If we are unable to develop suitable product candidates through internal research programs or otherwise, we may not be able to increase our revenues in future periods, which could result in significant harm to our financial position and adversely impact our stock price.

 

32



 

Our product candidates will remain subject to ongoing regulatory review even if they receive marketing approval. If we fail to comply with continuing regulations, we could lose these approvals and the sale of our products could be suspended.

 

Even if we receive regulatory approval to market a particular product candidate, the approval could be conditioned on our conducting additional costly post-approval studies or could limit the indicated uses included in our labeling. Moreover, the product may later cause adverse effects that limit or prevent its widespread use, force us to withdraw it from the market or impede or delay our ability to obtain regulatory approvals in additional countries. In addition, the manufacturer of the product and its facilities will continue to be subject to FDA review and periodic inspections to ensure adherence to applicable GMPA regulations.
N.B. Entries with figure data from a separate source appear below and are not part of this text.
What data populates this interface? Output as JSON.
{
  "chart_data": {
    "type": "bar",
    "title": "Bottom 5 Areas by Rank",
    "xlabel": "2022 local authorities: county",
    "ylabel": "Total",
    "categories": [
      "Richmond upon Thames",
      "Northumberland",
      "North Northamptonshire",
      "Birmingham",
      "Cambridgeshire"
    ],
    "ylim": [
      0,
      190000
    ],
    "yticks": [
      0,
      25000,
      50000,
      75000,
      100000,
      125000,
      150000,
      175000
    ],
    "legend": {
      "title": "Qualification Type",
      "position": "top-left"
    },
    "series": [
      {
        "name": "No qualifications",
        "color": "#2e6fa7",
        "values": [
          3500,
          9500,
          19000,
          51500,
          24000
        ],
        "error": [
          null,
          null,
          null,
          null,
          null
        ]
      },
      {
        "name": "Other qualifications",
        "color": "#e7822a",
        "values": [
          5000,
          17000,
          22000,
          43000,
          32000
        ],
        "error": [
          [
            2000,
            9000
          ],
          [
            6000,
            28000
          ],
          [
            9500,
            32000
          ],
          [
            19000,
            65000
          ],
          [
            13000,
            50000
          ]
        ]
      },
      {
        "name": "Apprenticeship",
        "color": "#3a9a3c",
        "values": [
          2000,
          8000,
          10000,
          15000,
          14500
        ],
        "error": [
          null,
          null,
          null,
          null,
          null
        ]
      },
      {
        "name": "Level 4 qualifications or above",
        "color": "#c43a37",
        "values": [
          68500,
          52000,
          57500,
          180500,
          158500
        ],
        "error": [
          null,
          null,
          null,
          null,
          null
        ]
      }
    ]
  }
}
After receiving marketing approval, the manufacturing, labeling, packaging, adverse event reporting, storage, advertising, promotion and record keeping related to the product will remain subject to extensive regulatory requirements.

 

If we fail to comply with the regulatory requirements of the FDA and other applicable U.S. and foreign regulatory authorities or previously unknown problems with our products, manufacturers or manufacturing processes are discovered, we could be subject to administrative or judicially imposed sanctions, including:

 

·                  restrictions on the products, manufacturers or manufacturing processes;

 

·                  warning letters;

 

·                  civil or criminal penalties or fines;

 

·                  injunctions;

 

·                  product seizures, detentions or import bans;

 

·                  voluntary or mandatory product recalls and publicity requirements;

 

·                  suspension or withdrawal of regulatory approvals;

 

·                  total or partial suspension of production; and

 

·                  refusal to approve pending applications for marketing approval of new drugs or supplements to approved applications.

 

Because we have a number of product candidates and are considering a variety of target indications, we may expend our limited resources to pursue a particular candidate or indication and fail to capitalize on candidates or indications that may be more profitable or for which there is a greater likelihood of success.

 

Because we have limited financial and managerial resources, we must focus on research programs and product candidates for the specific opportunities that we believe are the most amenable to our RetroMetabolic Drug Design and are the most commercially promising. As a result, we may forego or delay pursuit of opportunities with other product candidates or other indications that later prove to have greater commercial potential. Our resource allocation decisions may cause us to fail to capitalize on viable commercial products or profitable market opportunities. In addition, we may spend valuable time and managerial and financial resources on research programs and product candidates for specific indications that ultimately do not yield any commercially viable products. If we do not accurately evaluate the technical feasibility and the commercial potential or target market for a particular product candidate, we may relinquish valuable rights to that product candidate through collaboration, licensing or other royalty arrangements in situations where it would have been more advantageous for us to retain sole rights to development and commercialization.